碧を家まで送り届けた後、冬未が何かソワソワしているのを察して、隼瀬が声をかける。



「冬未、せっかく出てきたけんどっか行きちゃあとだろ」



「え、べ、別に私はなんも・・・・・・」



「ソワソワしとったい。まあ僕もまっすぐ帰るのもあれだけんね」



「隼瀬・・・・・・よし、じゃあ行きたいとこあるけん運転代わって」



「はいはい」



一旦車を降りて席を代わる二人。



「うわ、隼瀬シート前出しすぎだろ」



「だって前出さんとクラッチ奥まで踏めんもん」



「あー男ん子は大体そっか。よし、行こう」※この世界では基本的に女子の方が体格がいい



「どこ行くと?」



「着いてからのお楽しみたい」



そう言ってニヤリと笑い、車を出す冬未。ちなみに冬未も隼瀬も免許取得したあの日からしょっちゅう運転しており、多少は四輪の運転にも慣れてきていた。
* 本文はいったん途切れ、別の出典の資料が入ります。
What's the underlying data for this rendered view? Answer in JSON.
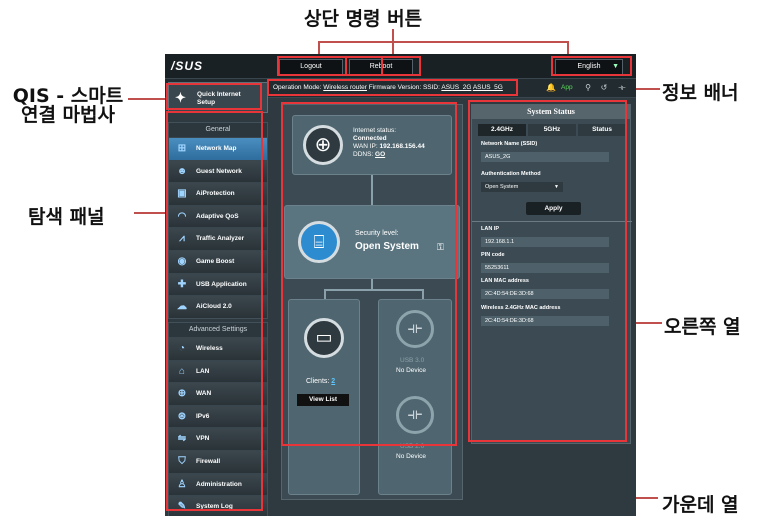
{
  "annotations": {
    "top_buttons": "상단 명령 버튼",
    "info_banner": "정보 배너",
    "qis": "QIS - 스마트\n연결 마법사",
    "qis_line1": "QIS - 스마트",
    "qis_line2": "연결 마법사",
    "nav_panel": "탐색 패널",
    "right_column": "오른쪽 열",
    "middle_column": "가운데 열"
  },
  "router": {
    "logo": "/SUS",
    "logout": "Logout",
    "reboot": "Reboot",
    "language": "English",
    "info": {
      "operation_mode_label": "Operation Mode:",
      "operation_mode": "Wireless router",
      "firmware_label": "Firmware Version:",
      "ssid_label": "SSID:",
      "ssid1": "ASUS_2G",
      "ssid2": "ASUS_5G",
      "app": "App"
    },
    "qis": {
      "line1": "Quick Internet",
      "line2": "Setup"
    },
    "nav_general_header": "General",
    "nav_general": [
      {
        "label": "Network Map",
        "icon": "network-map-icon"
      },
      {
        "label": "Guest Network",
        "icon": "guest-network-icon"
      },
      {
        "label": "AiProtection",
        "icon": "lock-icon"
      },
      {
        "label": "Adaptive QoS",
        "icon": "gauge-icon"
      },
      {
        "label": "Traffic Analyzer",
        "icon": "chart-icon"
      },
      {
        "label": "Game Boost",
        "icon": "gamepad-icon"
      },
      {
        "label": "USB Application",
        "icon": "puzzle-icon"
      },
      {
        "label": "AiCloud 2.0",
        "icon": "cloud-icon"
      }
    ],
    "nav_advanced_header": "Advanced Settings",
    "nav_advanced": [
      {
        "label": "Wireless",
        "icon": "wifi-icon"
      },
      {
        "label": "LAN",
        "icon": "home-icon"
      },
      {
        "label": "WAN",
        "icon": "globe-icon"
      },
      {
        "label": "IPv6",
        "icon": "ipv6-icon"
      },
      {
        "label": "VPN",
        "icon": "vpn-icon"
      },
      {
        "label": "Firewall",
        "icon": "shield-icon"
      },
      {
        "label": "Administration",
        "icon": "admin-icon"
      },
      {
        "label": "System Log",
        "icon": "log-icon"
      }
    ],
    "internet": {
      "status_label": "Internet status:",
      "status": "Connected",
      "wan_ip_label": "WAN IP:",
      "wan_ip": "192.168.156.44",
      "ddns_label": "DDNS:",
      "ddns": "GO"
    },
    "security": {
      "label": "Security level:",
      "value": "Open System"
    },
    "clients": {
      "label": "Clients:",
      "count": "2",
      "button": "View List"
    },
    "usb1": {
      "label": "USB 3.0",
      "status": "No Device"
    },
    "usb2": {
      "label": "USB 2.0",
      "status": "No Device"
    },
    "system_status": {
      "title": "System Status",
      "tabs": [
        "2.4GHz",
        "5GHz",
        "Status"
      ],
      "ssid_label": "Network Name (SSID)",
      "ssid_value": "ASUS_2G",
      "auth_label": "Authentication Method",
      "auth_value": "Open System",
      "apply": "Apply",
      "lan_ip_label": "LAN IP",
      "lan_ip": "192.168.1.1",
      "pin_label": "PIN code",
      "pin": "55253611",
      "lan_mac_label": "LAN MAC address",
      "lan_mac": "2C:4D:54:DE:3D:68",
      "wl_mac_label": "Wireless 2.4GHz MAC address",
      "wl_mac": "2C:4D:54:DE:3D:68"
    }
  }
}
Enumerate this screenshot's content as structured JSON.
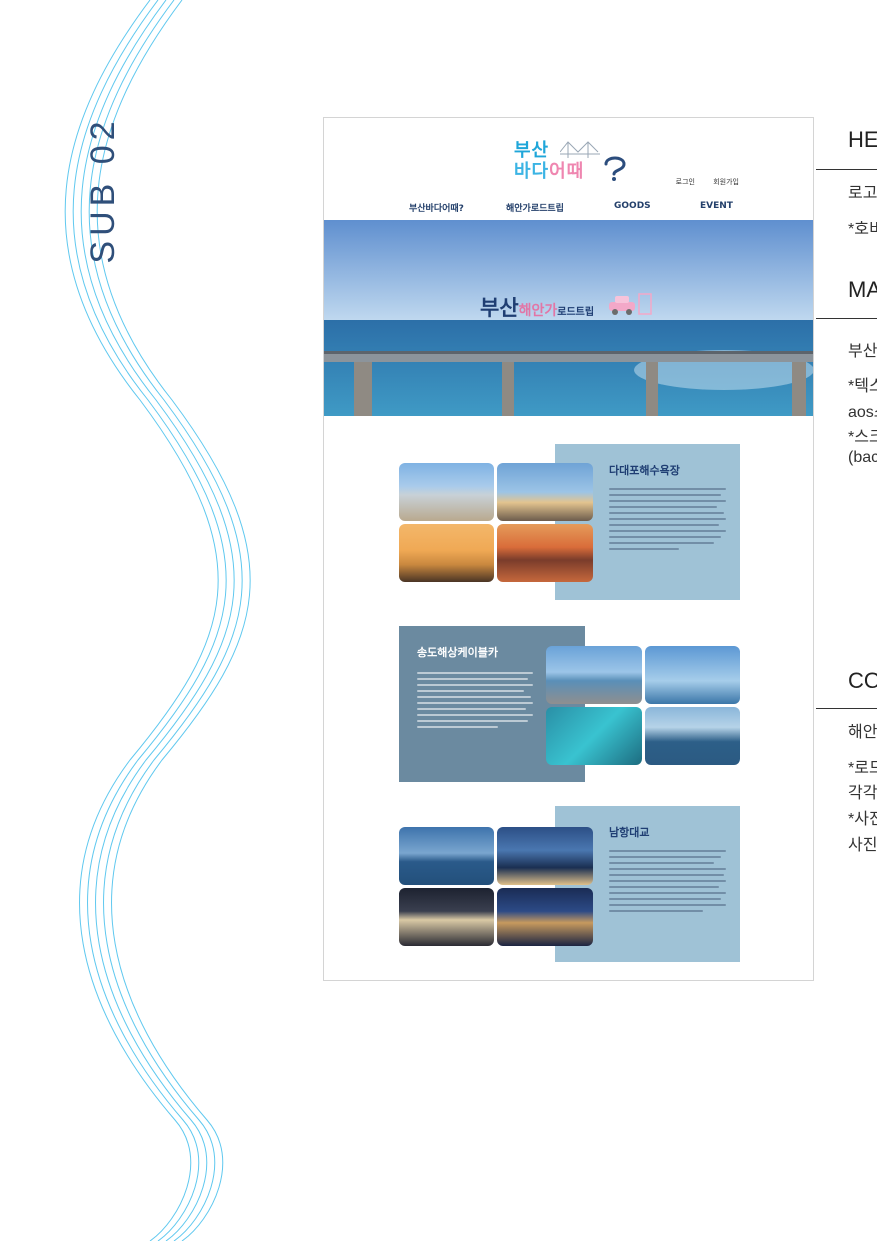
{
  "sub_label": "SUB 02",
  "mockup": {
    "logo": {
      "line1": "부산",
      "line2_a": "바다",
      "line2_b": "어때"
    },
    "util_links": {
      "login": "로그인",
      "signup": "회원가입"
    },
    "nav": [
      "부산바다어때?",
      "해안가로드트립",
      "GOODS",
      "EVENT"
    ],
    "hero": {
      "title_main": "부산",
      "title_accent": "해안가",
      "title_sub": "로드트립"
    },
    "sections": [
      {
        "title": "다대포해수욕장"
      },
      {
        "title": "송도해상케이블카"
      },
      {
        "title": "남항대교"
      }
    ]
  },
  "side_notes": {
    "header_heading": "HE",
    "header_item": "로고",
    "header_note": "*호비",
    "main_heading": "MA",
    "main_item": "부산",
    "main_note1": "*텍스",
    "main_note2": "aos스",
    "main_note3": "*스크",
    "main_note4": "(bac",
    "contents_heading": "CO",
    "contents_item": "해안",
    "contents_note1": "*로드",
    "contents_note2": "각각",
    "contents_note3": "*사진",
    "contents_note4": "사진"
  },
  "colors": {
    "wave": "#5fc8ef",
    "accent_navy": "#1f3e73",
    "panel_blue": "#9fc2d6",
    "panel_dark": "#6b8aa0",
    "pink": "#e276a6"
  }
}
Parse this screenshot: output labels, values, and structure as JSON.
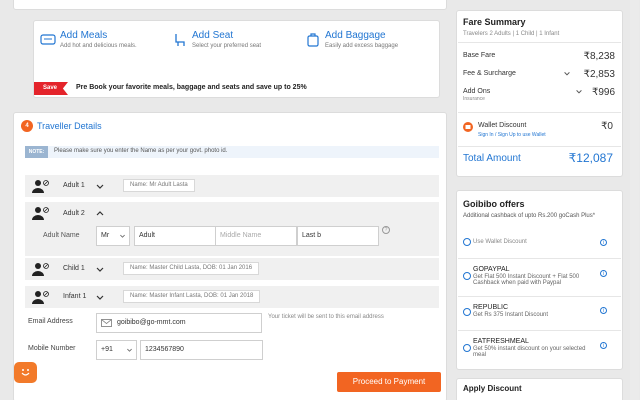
{
  "addons": {
    "meals": {
      "title": "Add Meals",
      "sub": "Add hot and delicious meals."
    },
    "seat": {
      "title": "Add Seat",
      "sub": "Select your preferred seat"
    },
    "baggage": {
      "title": "Add Baggage",
      "sub": "Easily add excess baggage"
    },
    "save_badge": "Save",
    "banner": "Pre Book your favorite meals, baggage and seats and save up to 25%"
  },
  "traveller": {
    "step": "4",
    "title": "Traveller Details",
    "note_badge": "NOTE:",
    "note_text": "Please make sure you enter the Name as per your govt. photo id.",
    "rows": [
      {
        "label": "Adult 1",
        "tag": "Name: Mr Adult Lasta"
      },
      {
        "label": "Adult 2"
      },
      {
        "label": "Child 1",
        "tag": "Name: Master Child Lasta, DOB: 01 Jan 2016"
      },
      {
        "label": "Infant 1",
        "tag": "Name: Master Infant Lasta, DOB: 01 Jan 2018"
      }
    ],
    "name_label": "Adult Name",
    "title_value": "Mr",
    "first_value": "Adult",
    "middle_placeholder": "Middle Name",
    "last_value": "Last b",
    "help": "?",
    "email_label": "Email Address",
    "email_value": "goibibo@go-mmt.com",
    "email_hint": "Your ticket will be sent to this email address",
    "mobile_label": "Mobile Number",
    "country_code": "+91",
    "mobile_value": "1234567890",
    "proceed": "Proceed to Payment"
  },
  "fare": {
    "title": "Fare Summary",
    "sub": "Travelers 2 Adults | 1 Child | 1 Infant",
    "base_label": "Base Fare",
    "base_amt": "₹8,238",
    "fee_label": "Fee & Surcharge",
    "fee_amt": "₹2,853",
    "addons_label": "Add Ons",
    "addons_sub": "Insurance",
    "addons_amt": "₹996",
    "wallet_label": "Wallet Discount",
    "wallet_link": "Sign In / Sign Up to use Wallet",
    "wallet_amt": "₹0",
    "total_label": "Total Amount",
    "total_amt": "₹12,087"
  },
  "offers": {
    "title": "Goibibo offers",
    "sub": "Additional cashback of upto Rs.200 goCash Plus*",
    "items": [
      {
        "code": "Use Wallet Discount"
      },
      {
        "code": "GOPAYPAL",
        "desc": "Get Flat 500 Instant Discount + Flat 500 Cashback when paid with Paypal"
      },
      {
        "code": "REPUBLIC",
        "desc": "Get Rs 375 Instant Discount"
      },
      {
        "code": "EATFRESHMEAL",
        "desc": "Get 50% instant discount on your selected meal"
      }
    ]
  },
  "apply": {
    "title": "Apply Discount"
  },
  "colors": {
    "accent": "#2276d2",
    "cta": "#f26522",
    "save": "#e4242b",
    "bg": "#e9e9e9"
  }
}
そもそも二輪で機械の仕組みも理解していて道路にもある程度慣れていたのが幸いしたわけである。



「そっか、じゃあ楽しみにしとくね」



隼瀬も内心ワクワクしつつ、運転する冬未の横顔を見る。



「やっぱ運転しとる冬未、好きだな」



「なんや急に」



「よく妻のかっこいい瞬間ランキングとかであるやん、本当にそうだなって」



「やめろ恥ずかしい、えーと、こっちからなら・・・・・・」



住宅街の狭い道を落ち着いて抜け、大通りまで出てきた後、冬未は熊本駅の方面へと向かう。この時点で隼瀬は彼女がどこに連れていこうとしているか分かったが、敢えて言わずに到着を待つ。



十数分後



「冬未って意外とロマンチストよね」



「意外とは余計たい、にしても意外と人おらんね」



冬未が隼瀬を連れてきたのは、県内でも有名な夜景スポット独鈷山どっこさん祈りの丘記念公園である。それなりの混雑を覚悟してきたものの、案外人はまばらで少しほっとする冬未。



「そうね、まあこの方がゆっくり見れるね。ばってんいつ見ても綺麗ね・・・・・・」



「隼瀬の方が綺麗よ」



「冬未・・・・・・」



「隼瀬・・・・・・」



お約束のような展開になる二人だが、その雰囲気はある人物によってぶち壊される。



「冬未と隼瀬ちゃんだ!」



お久しぶりに登場した恵美。冬未の転校前の同級生だ。いいタイミングで話しかけられ、冬未は若干苛立ち気味である。



「なんや恵美」



「あ、もしかしてよかとこだった?ごめーん、続けて続けて」



「「アホか!」」



夫婦息ぴったりにつっこむ二人。して、落ち着いてから恵美に率直な疑問をぶつける隼瀬。



「あれ、恵美ちゃん1人?」



「そうばってん、女1人でこぎゃんとこ来ちゃ悪かや?!」



「別に悪いとは・ ・・・・・・」



「そりゃ普通は夫婦とかカップルで来るとこだんね、私みたいな男の子に相手もされんいもが来るようなとこじゃ、あーあブツブツ」



何やら1人でぶつぶつ言い出した恵美を放置して駐車場へ帰る二人であった。